Dr Pepper Snapple’s strength lies in our brands and our people, and you have been a top priority as we’ve negotiated this agreement. We want our teams to be motivated and engaged to help drive the success of this merger, and to that end we’ve worked to ensure that the needs of our people are front and center at all times. I know you have questions, and we’ve assembled an early FAQ here. You’ll see a lot more information in the coming weeks and months.

 

This agreement is tentatively scheduled to be completed in the second quarter. After closing, JAB Holding Company, a global investment company that is the controlling shareholder of Keurig Green Mountain as well as Krispy Kreme, Einstein Bros., Panera Bread and Peet’s Coffee, will become Keurig Dr Pepper’s controlling shareholder. Current Keurig Green Mountain CEO Bob Gamgort will become CEO of Keurig Dr Pepper, with the expectation that DPS will continue to be run out of Plano under our current leadership team.

 

For me, the closing date will mark the end of my 40-year career in the beverage industry as I retire — for the second time. But don’t count me out yet. I intend to transition to a role on Keurig Dr Pepper’s board of directors to help the new management team realize the full potential of the company.

 

It’s still business as usual at DPS, and that’s what we should all be focused on. We have results to deliver and consumers to delight. At the same time, we’re writing the next chapter in the amazing story of a company that continues to find new ways to grow and win in an ever-changing industry.
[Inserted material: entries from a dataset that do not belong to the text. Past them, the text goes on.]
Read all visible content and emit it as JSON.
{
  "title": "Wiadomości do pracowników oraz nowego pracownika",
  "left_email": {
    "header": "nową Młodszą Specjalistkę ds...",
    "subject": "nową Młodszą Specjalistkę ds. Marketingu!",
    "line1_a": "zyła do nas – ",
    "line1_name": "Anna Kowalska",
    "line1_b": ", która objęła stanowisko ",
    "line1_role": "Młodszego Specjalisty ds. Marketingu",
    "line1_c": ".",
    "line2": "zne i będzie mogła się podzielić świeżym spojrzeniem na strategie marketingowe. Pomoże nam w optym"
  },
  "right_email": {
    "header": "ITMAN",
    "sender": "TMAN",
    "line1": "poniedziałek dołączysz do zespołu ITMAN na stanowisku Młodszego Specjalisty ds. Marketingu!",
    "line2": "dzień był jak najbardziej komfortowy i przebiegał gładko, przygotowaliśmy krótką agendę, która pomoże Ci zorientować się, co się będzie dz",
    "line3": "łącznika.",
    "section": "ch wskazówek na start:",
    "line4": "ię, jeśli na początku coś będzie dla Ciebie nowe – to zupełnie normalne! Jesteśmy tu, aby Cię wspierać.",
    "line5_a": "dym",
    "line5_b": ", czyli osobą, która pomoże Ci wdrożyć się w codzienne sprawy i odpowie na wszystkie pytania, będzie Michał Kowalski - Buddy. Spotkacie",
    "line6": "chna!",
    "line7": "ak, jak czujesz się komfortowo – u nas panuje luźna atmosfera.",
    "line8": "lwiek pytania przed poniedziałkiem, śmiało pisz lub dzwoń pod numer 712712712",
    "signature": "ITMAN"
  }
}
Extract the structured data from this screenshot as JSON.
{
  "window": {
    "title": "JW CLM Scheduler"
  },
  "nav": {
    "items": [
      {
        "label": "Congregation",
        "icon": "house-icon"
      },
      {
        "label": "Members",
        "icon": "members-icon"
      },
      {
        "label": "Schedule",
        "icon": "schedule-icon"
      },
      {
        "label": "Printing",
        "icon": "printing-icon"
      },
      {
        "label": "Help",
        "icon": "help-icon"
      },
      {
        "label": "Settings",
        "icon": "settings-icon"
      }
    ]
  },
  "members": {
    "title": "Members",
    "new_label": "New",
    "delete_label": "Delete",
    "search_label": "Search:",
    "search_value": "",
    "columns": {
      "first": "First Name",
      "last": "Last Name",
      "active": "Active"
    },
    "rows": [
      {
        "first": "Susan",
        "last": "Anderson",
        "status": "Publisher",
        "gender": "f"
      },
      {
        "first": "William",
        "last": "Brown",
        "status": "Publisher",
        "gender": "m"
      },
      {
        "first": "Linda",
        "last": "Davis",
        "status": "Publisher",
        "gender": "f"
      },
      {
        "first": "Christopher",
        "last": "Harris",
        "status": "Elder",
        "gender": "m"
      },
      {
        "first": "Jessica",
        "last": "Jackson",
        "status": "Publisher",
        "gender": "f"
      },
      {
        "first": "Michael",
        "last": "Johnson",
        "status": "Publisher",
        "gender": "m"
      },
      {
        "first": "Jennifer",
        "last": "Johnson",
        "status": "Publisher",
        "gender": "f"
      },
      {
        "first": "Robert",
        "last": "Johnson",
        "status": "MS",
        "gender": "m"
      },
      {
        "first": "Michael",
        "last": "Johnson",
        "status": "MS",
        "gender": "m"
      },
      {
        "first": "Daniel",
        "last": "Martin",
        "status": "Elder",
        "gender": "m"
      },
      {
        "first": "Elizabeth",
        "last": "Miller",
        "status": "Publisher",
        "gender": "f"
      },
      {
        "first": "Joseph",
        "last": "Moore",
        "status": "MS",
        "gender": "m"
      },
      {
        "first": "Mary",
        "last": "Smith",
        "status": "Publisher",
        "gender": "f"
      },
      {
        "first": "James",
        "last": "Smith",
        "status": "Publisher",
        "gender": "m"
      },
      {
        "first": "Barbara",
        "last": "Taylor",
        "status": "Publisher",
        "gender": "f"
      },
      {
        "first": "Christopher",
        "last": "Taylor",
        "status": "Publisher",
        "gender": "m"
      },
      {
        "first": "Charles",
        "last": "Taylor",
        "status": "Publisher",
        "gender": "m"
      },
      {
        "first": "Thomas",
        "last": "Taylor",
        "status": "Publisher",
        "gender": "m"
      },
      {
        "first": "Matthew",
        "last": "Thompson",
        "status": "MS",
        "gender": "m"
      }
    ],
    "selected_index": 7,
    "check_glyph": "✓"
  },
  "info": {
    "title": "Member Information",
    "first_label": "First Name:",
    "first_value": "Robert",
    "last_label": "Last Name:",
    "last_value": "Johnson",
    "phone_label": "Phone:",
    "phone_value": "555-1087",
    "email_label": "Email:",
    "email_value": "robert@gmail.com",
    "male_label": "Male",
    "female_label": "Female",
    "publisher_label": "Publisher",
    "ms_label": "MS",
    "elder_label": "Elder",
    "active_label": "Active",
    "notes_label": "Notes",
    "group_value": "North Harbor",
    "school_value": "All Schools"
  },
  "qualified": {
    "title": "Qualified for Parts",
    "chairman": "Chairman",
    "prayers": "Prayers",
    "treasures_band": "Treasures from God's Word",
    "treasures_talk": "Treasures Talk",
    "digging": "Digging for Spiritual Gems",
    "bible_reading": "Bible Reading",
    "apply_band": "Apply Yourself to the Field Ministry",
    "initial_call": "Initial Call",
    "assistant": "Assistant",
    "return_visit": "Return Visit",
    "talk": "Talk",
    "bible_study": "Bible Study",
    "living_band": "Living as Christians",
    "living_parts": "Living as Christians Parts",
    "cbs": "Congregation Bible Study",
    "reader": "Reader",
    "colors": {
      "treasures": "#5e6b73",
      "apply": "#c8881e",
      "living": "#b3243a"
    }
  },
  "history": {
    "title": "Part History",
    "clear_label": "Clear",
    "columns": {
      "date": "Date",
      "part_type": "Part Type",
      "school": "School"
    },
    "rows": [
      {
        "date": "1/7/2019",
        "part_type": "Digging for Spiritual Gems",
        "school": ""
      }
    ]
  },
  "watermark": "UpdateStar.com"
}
I couldn’t be more excited about what’s ahead for DPS.

 

Much more to come!

 

Be the Best!

 

 

Larry D. Young
President and CEO

 



 

Additional Information:

 

This communication may be deemed solicitation material in respect of the proposed business combination. In connection with the proposed transaction, Dr Pepper Snapple Group plans to file with the SEC and furnish to its stockholder a proxy statement and other relevant documents. Dr Pepper Snapple Group’s stockholders are urged to read the proxy statement when it becomes available and any other documents to be filed with the SEC in connection with the proposed transaction or incorporated by reference in the proxy statement because they will contain important information about the proposed transaction. Dr Pepper Snapple Group’s stockholders will be able to obtain a free copy of such proxy statement when it becomes available, as well as other filings containing information about each party to the proposed transaction, without charge, at the SEC’s internet site (http://www.sec.gov). Copies of the proxy statement and the filings with the SEC that will be incorporated by reference therein can also be obtained without charge, when they become available, by directing a request to Investor Relations, Dr Pepper Snapple Group, Inc. at 972-673-7000.

 

The directors and executive officers of each party may be deemed to be participants in the solicitation of proxies from Dr Pepper Snapple Group’s stockholders in respect of the proposed transaction.  Information regarding the directors and executive officers of Dr Pepper Snapple Group is currently available in its proxy statement for its 2017 annual meeting of stockholders filed with the SEC by Dr Pepper Snapple Group on March 28, 2017.  Other information regarding the participants in such proxy solicitation and a description of their direct and indirect interests, by security holdings or otherwise, will be contained in the proxy statement and other relevant materials that will be filed by Dr Pepper Snapple Group with the SEC when they become available.

 

Any information concerning JAB Holding Company contained in this document has been taken from, or is based upon, publicly available information. Although we do not have any information that would indicate that the information contained in this document that has been taken from such documents is inaccurate or incomplete, we do not take any responsibility for the accuracy or completeness of such information.